Quanto à questão da exclusão de uma divindade. continuo a afirmar o mesmo: a probabilidade de qualquer religião estar certa é idêntica à probabilidade de existir um Deus chamado “Flying Spaghetti Monster” (e com isto não pretendo ofender ninguém). E porquê? Porque para a ciência não interessam dogmas, não interessa há quanto tempo determinada ideia existe nem a sua influência na população (a não ser ciências que estudem estes fenómenos, mas com outros objectivos). Interessa antes se existem evidências para suportar determinada ideia. Quando um cientista apresenta uma nova teoria, tem que a alicerçar com factos. Se eu dissesse, perante uma plateia, que acredito na existência de um hotel no centro do Sol e que era impossível alguém dizer que não está lá (não há forma de saber exactamente o que está dentro do Sol), não seria com certeza levado a sério. No entanto, é este tipo de raciocínio que é utilizado pelas diferentes religiões: acreditem em algo que nunca viram, que nunca cheiraram, que nunca ouviram porque sim. Porque nós dizemos que está lá. E isto, na minha opinião, não faz sentido nenhum. E é por isso que acaba por altamente improvável que exista algo superior a nós.

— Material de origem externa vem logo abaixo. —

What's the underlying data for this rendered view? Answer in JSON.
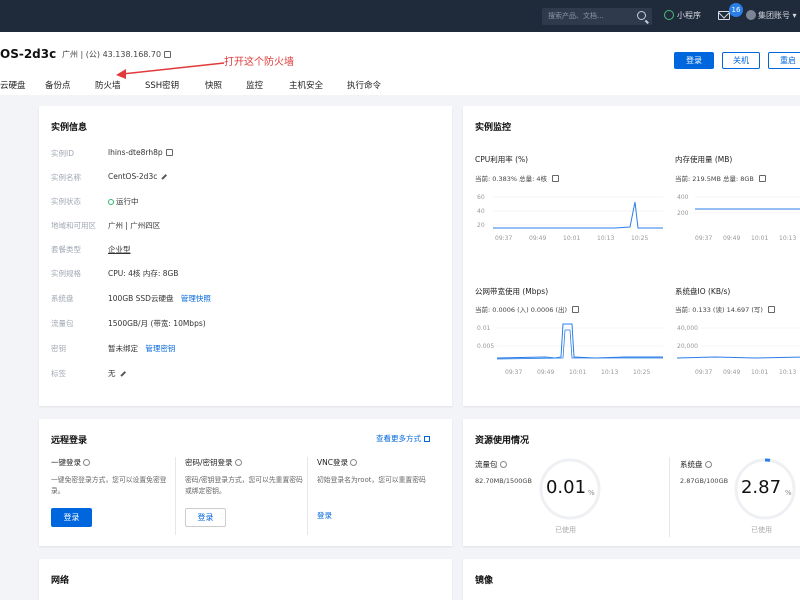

Engraçado como tenho vontade de te começar a responder sempre pelo fim.
E começando pelo teu último parágrafo, posso usar um argumento simples: já viste Úrano? Eu nunca vi, assim como, muito provavelmente, 90% da população, mas foi-nos ensinado que estava lá para cima, entre Saturno e Neptuno e a gente nem duvida. Ou seja, embora não tenhamos observado, aceitamos. Aliás, se formos questionar tudo, desde as bases, nunca avançamos, porque perderemos o nosso tempo a certificar-nos de que tudo o que foi feito anteriormente está correcto. Também as religiões se baseiam no conhecimento passado, que se traduz numa vivência do presente. Acreditam em algo que nunca viram, nunca cheiraram, nunca ouviram, mas que alguém ouviu, cheirou e viu!
Contudo, a noção de Deus, como o Romero disse e bem, não tem de estar em competição com a ciência. E sinto-me perfeitamente à vontade para dizer isto porque sou biólogo e católico dos ditos praticantes e, acredita, conheço grandes cientistas muito beatos que, como eu, sem verem, ouvirem ou cheirarem, o sentem.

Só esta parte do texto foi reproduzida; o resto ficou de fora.